They slice, they dice, they dissect, they puree, they aggregate and they disaggregate. They examine, they analyze, they probe and they speculate. They create myths and they destroy legends. They are the new breed of political reporters in Washington and their ranks are swelling.
At one time, the coverage of national political news was the prerogative of large newspapers–especially the hometown journal, The Washington Post and its big Eastern rival, The New York Times. The news services, mostly the Associated Press, filled in the gaps. They did not aspire to lead the pack.
The coterie of political reporters was fairly small, specialized and exclusive. With occasional exceptions like Hearst’s Marianne Means, they were all men. Those were the days of “The Boys on the Bus.” Young and ambitious journalists longed to be foreign correspondents and to work for New York newspapers. A job in Washington was a good job, but it was still the first row of the second rate.
Then the center of gravity moved to Washington. New York newspapers declined in number and Watergate glamorized Washington journalism. Also, a secondary industry sprouted in Washington: serious, well-researched newsletters, covering everything from nuclear power to higher education. They provided jobs in the press corps and stepping stones.
More, political talk shows on television made national names of some reporters. That was an additional reason to join the Washington press corps. Why be respected in Chicago when you could have national attention from the nation’s capital?
By l975, Washington was the place to be and politics was the subject.
After the surge of ambitions ignited by Watergate, things settled down for a while as interest in science, energy, medical and environmental reporting rose. Equilibrium returned.
In the 1990s, money came to tip the balance toward political journalism, again. As lobbyists proliferated (there are more than 30,000 registered), they had money to spend on political “issue” advertising. They had to get their messages to the members of Congress. To use The Washington Post and The Washington Times for this was expensive and wasteful. Specialized media had to be found.

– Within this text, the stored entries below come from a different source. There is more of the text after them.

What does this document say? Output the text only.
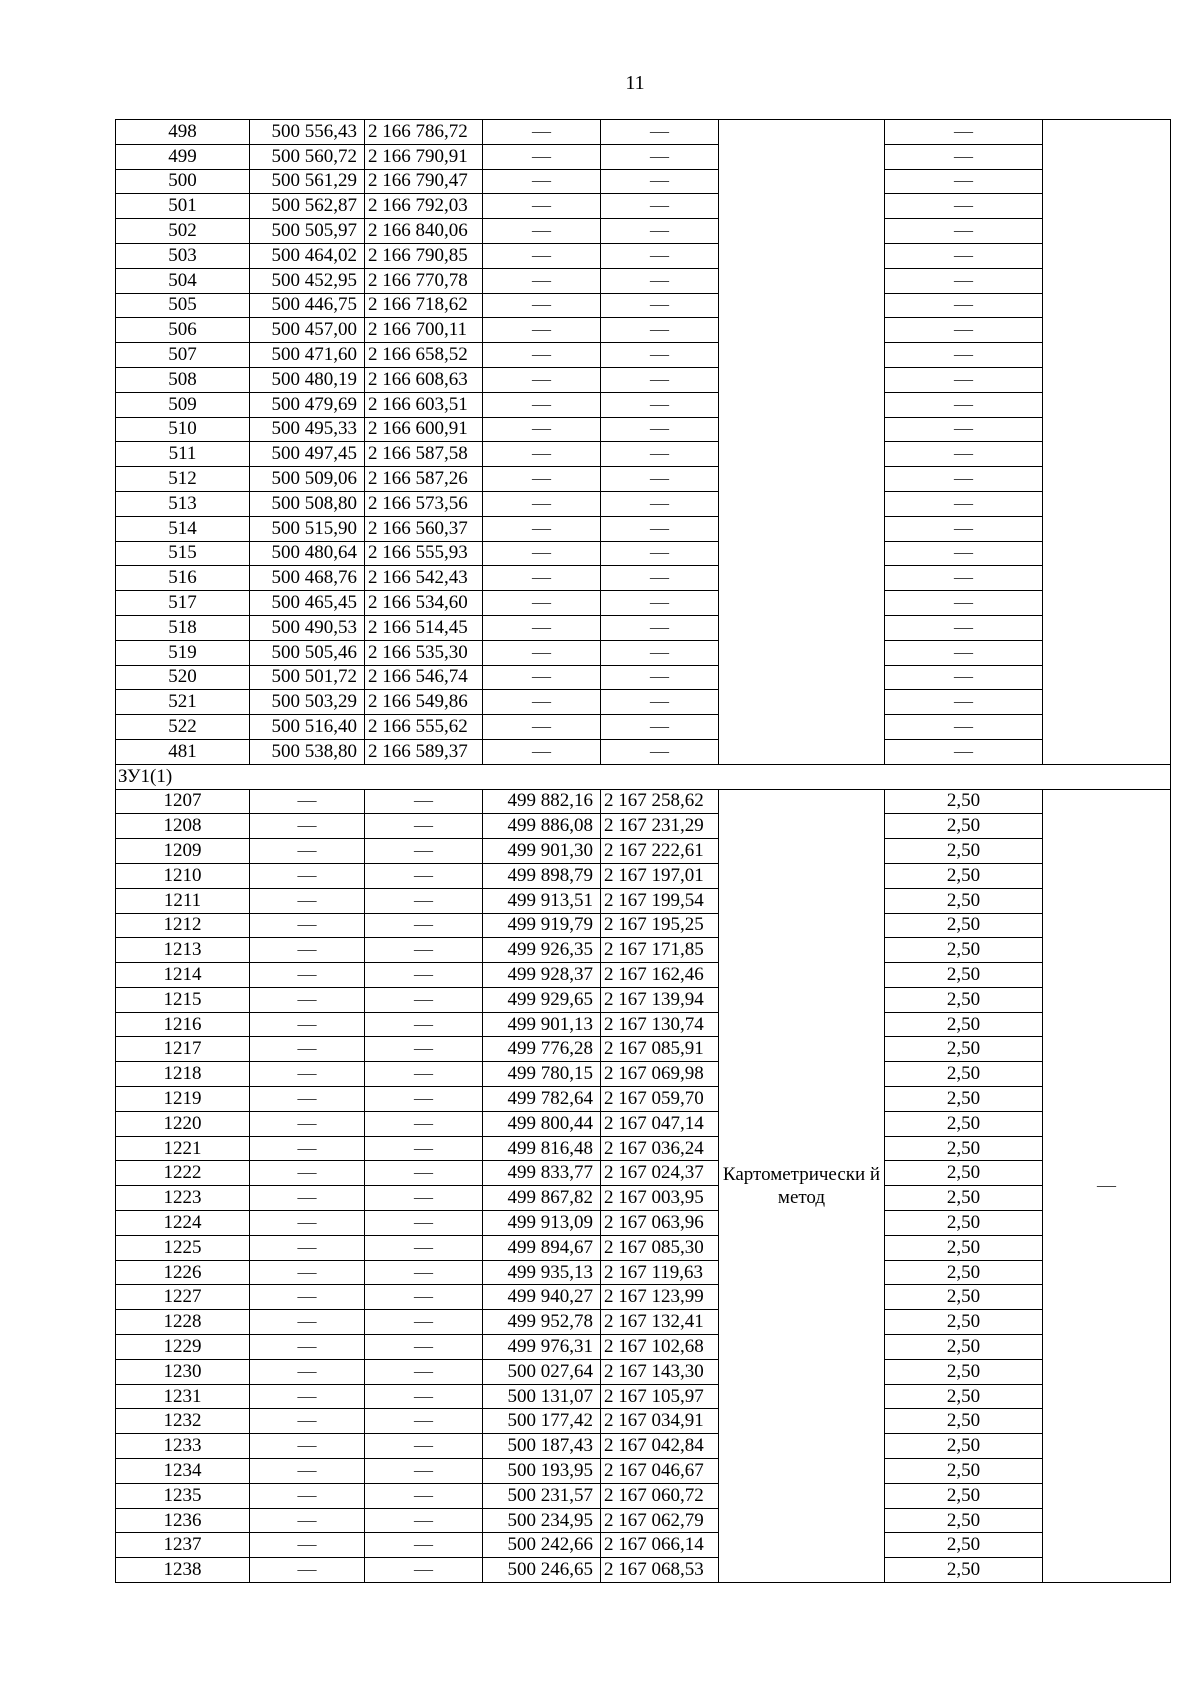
11
498	500 556,43	2 166 786,72	—	—		—	
499	500 560,72	2 166 790,91	—	—		—	
500	500 561,29	2 166 790,47	—	—		—	
501	500 562,87	2 166 792,03	—	—		—	
502	500 505,97	2 166 840,06	—	—		—	
503	500 464,02	2 166 790,85	—	—		—	
504	500 452,95	2 166 770,78	—	—		—	
505	500 446,75	2 166 718,62	—	—		—	
506	500 457,00	2 166 700,11	—	—		—	
507	500 471,60	2 166 658,52	—	—		—	
508	500 480,19	2 166 608,63	—	—		—	
509	500 479,69	2 166 603,51	—	—		—	
510	500 495,33	2 166 600,91	—	—		—	
511	500 497,45	2 166 587,58	—	—		—	
512	500 509,06	2 166 587,26	—	—		—	
513	500 508,80	2 166 573,56	—	—		—	
514	500 515,90	2 166 560,37	—	—		—	
515	500 480,64	2 166 555,93	—	—		—	
516	500 468,76	2 166 542,43	—	—		—	
517	500 465,45	2 166 534,60	—	—		—	
518	500 490,53	2 166 514,45	—	—		—	
519	500 505,46	2 166 535,30	—	—		—	
520	500 501,72	2 166 546,74	—	—		—	
521	500 503,29	2 166 549,86	—	—		—	
522	500 516,40	2 166 555,62	—	—		—	
481	500 538,80	2 166 589,37	—	—		—	
ЗУ1(1)							
1207	—	—	499 882,16	2 167 258,62	Картометрически й метод	2,50	—
1208	—	—	499 886,08	2 167 231,29		2,50	
1209	—	—	499 901,30	2 167 222,61		2,50	
1210	—	—	499 898,79	2 167 197,01		2,50	
1211	—	—	499 913,51	2 167 199,54		2,50	
1212	—	—	499 919,79	2 167 195,25		2,50	
1213	—	—	499 926,35	2 167 171,85		2,50	
1214	—	—	499 928,37	2 167 162,46		2,50	
1215	—	—	499 929,65	2 167 139,94		2,50	
1216	—	—	499 901,13	2 167 130,74		2,50	
1217	—	—	499 776,28	2 167 085,91		2,50	
1218	—	—	499 780,15	2 167 069,98		2,50	
1219	—	—	499 782,64	2 167 059,70		2,50	
1220	—	—	499 800,44	2 167 047,14		2,50	
1221	—	—	499 816,48	2 167 036,24		2,50	
1222	—	—	499 833,77	2 167 024,37		2,50	
1223	—	—	499 867,82	2 167 003,95		2,50	
1224	—	—	499 913,09	2 167 063,96		2,50	
1225	—	—	499 894,67	2 167 085,30		2,50	
1226	—	—	499 935,13	2 167 119,63		2,50	
1227	—	—	499 940,27	2 167 123,99		2,50	
1228	—	—	499 952,78	2 167 132,41		2,50	
1229	—	—	499 976,31	2 167 102,68		2,50	
1230	—	—	500 027,64	2 167 143,30		2,50	
1231	—	—	500 131,07	2 167 105,97		2,50	
1232	—	—	500 177,42	2 167 034,91		2,50	
1233	—	—	500 187,43	2 167 042,84		2,50	
1234	—	—	500 193,95	2 167 046,67		2,50	
1235	—	—	500 231,57	2 167 060,72		2,50	
1236	—	—	500 234,95	2 167 062,79		2,50	
1237	—	—	500 242,66	2 167 066,14		2,50	
1238	—	—	500 246,65	2 167 068,53		2,50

The first beneficiary of this new wealth was Roll Call: the sleepy local newspaper of Congress, then published once a week when Congress was in session. It was joined, a decade and a half ago, by The Hill, founded as a weekly by Martin Tolchin, a veteran New York Times reporter. Both are now published three times week, more to accommodate the new advertising than the news. Another commonality: They paid low wages to beginning reporters and relied on experienced editors to cleanup the reporting.
Now that business model is under attack. This year, a third paper–a cross between a Web site and a printed paper–appeared. It is The Politico: the entrant of Robert Allbritton, a wealthy banker and television station owner, who is spewing money.
Allbritton has stirred up the salary structure in Washington journalism in a way that has never happened before. Whereas Roll Call, and more so The Hill, paid reporters the lowest possible wages, Allbritton has thrown open Ft. Knox. Instead of starting reporters at $30,000 a year, Allbritton has hired big names from The Washington Post and The Wall Street Journal at salaries of up to $300,000.
In addition to the three aforementioned newspapers, the lobbying boom has also generated new Web-based daily publications from older publishers like Congressional Quarterly and its rival, The National Journal.
No wonder spontaneity has been wrung out of politics. If a member of Congress so much as eats peas off a knife, it will be reported somewhere and commented upon somewhere else. In the old days, reporters and congressmen knew each other–and reporters cut their subjects some slack, especially in irrelevant matters of personal conduct. Now the microscope is never off, let alone the searchlight.